What that means in practice:

  • You can't sign up from abroad. Creating an account needs a US phone number and a US presence. There's no version for Mexico, Nigeria, Brazil, the Philippines, India, or anywhere else.
  • There are no cross-border transfers. You can only send money to, and receive it from, other Cash App users in the US. You can't send a payment to someone's account in another country, and they can't send one to you.
  • Traveling is the one exception. If you already have a US account, the Cash Card works for purchases and ATM withdrawals abroad in supported places, but there's a 3% international fee, and the app's core features (adding funds, cashing out, sending to people) don't work once you're outside the US.

There are also account limits: an unverified account can typically send up to about $250 per week and receive up to $1,000 per month. Verifying your identity raises both. But no limit changes the core constraint: everyone involved still has to be in the US.

If you're outside the US, here's what to use instead

Cash App is genuinely good at what it's for: fast, free-ish payments between people inside the United States. The problem only shows up at the border. If you run a business or freelance from outside the US and your clients pay in dollars, you don't need a US peer-payment app. You need a way to receive US dollars as if you were local, then move them into your own currency on your terms.

That's the gap Localbridge fills. It gives a business outside the US a real US account number (routing + account number) that your American clients can pay by normal ACH or wire, the same way they'd pay any US vendor. The funds land in a dollar balance you control, and you decide when to convert and where to send them. No US residency, no Cash App, no asking your client to learn a new app.

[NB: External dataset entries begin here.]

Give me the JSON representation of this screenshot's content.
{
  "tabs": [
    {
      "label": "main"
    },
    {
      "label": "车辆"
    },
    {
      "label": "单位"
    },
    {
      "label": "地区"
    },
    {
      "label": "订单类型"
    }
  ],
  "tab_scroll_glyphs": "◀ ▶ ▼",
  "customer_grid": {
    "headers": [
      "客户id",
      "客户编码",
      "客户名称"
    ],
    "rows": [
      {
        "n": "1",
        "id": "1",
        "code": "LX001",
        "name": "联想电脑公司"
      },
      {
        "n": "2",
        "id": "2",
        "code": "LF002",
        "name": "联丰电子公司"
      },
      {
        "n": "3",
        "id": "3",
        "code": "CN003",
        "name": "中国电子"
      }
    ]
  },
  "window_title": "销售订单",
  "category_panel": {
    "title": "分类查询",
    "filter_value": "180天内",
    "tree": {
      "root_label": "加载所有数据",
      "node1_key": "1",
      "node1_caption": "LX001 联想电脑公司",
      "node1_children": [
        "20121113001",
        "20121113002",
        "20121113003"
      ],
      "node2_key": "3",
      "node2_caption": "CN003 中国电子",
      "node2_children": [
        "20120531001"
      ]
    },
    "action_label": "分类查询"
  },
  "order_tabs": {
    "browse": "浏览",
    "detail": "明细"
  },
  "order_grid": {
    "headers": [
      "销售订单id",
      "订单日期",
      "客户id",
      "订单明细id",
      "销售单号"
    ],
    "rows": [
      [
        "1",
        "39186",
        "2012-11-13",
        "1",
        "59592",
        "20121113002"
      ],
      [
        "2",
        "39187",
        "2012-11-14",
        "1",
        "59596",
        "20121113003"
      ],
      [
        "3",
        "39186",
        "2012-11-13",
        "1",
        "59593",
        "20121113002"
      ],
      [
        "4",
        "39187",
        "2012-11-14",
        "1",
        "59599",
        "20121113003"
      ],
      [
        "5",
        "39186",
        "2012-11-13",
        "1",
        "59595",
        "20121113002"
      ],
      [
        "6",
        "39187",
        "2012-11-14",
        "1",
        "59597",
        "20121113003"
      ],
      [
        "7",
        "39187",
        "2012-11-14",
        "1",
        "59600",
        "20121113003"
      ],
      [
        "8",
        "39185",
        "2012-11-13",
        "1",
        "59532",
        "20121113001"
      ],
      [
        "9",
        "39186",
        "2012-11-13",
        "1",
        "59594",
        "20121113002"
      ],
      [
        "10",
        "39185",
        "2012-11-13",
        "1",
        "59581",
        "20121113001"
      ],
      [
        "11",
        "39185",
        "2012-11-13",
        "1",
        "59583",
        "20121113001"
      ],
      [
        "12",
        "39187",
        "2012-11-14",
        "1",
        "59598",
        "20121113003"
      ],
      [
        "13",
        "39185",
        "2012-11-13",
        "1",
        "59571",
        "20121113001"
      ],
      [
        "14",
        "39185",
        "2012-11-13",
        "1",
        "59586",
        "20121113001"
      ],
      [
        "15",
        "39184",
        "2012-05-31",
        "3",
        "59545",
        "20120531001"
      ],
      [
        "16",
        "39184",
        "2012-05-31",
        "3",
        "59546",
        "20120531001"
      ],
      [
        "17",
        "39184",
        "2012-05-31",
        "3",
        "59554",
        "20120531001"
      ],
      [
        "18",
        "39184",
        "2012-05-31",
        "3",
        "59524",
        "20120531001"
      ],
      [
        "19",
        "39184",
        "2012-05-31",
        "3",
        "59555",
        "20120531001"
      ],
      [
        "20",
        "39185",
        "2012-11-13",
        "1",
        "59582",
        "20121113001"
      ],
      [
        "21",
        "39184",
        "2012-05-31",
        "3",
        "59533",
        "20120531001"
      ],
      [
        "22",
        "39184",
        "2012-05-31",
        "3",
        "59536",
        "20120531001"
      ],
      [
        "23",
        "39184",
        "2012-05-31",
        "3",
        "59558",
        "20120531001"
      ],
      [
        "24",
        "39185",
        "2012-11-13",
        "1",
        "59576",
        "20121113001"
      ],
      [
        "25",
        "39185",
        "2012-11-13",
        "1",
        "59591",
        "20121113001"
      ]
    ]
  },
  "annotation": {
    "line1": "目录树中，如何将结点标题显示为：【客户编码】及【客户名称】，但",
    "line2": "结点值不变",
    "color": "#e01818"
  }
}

If most of your income comes from American clients, the practical playbook is in our guide on how to receive payments from US clients.

FAQ

Is Cash App free? Mostly. Opening an account, holding a balance, sending standard payments, and cashing out over 1–3 days are free. You pay for convenience and edge cases: roughly 1.5% for an instant cash-out, around 3% to send money funded by a credit card, and ATM fees unless you qualify through direct deposit.

Is Cash App safe to use? The app uses encryption and security features like a PIN or fingerprint, and balances tied to direct deposit are held with partner banks. The bigger risk is scams rather than the app itself. Cash App payments are instant and hard to reverse, so treat sending money like handing over cash and only pay people you know.

Do I need a bank account to use Cash App? No. You can receive money into your Cash App balance and spend it with the Cash Card without linking a bank. You do need a US phone number and to be in the US, which is the real barrier for most people outside the country.

Can I receive money from another country on Cash App? Not in any normal way. The person sending also has to have a US Cash App account, so it doesn't solve cross-border payments. If you're abroad and need to be paid from the US, you need a service built for that, such as a US virtual account.

What is a $cashtag? It's your unique Cash App username, written with a dollar sign (like $yourname). It lets people pay you without knowing your bank or card details. They just send to your $cashtag.

How is Cash App different from PayPal or Venmo? All three move money between people, but they're aimed at different things. Venmo is also a US-only peer-payment app. PayPal is the one of the three that actually works across borders, which is why people reach for it (or a dedicated provider) when Cash App can't help.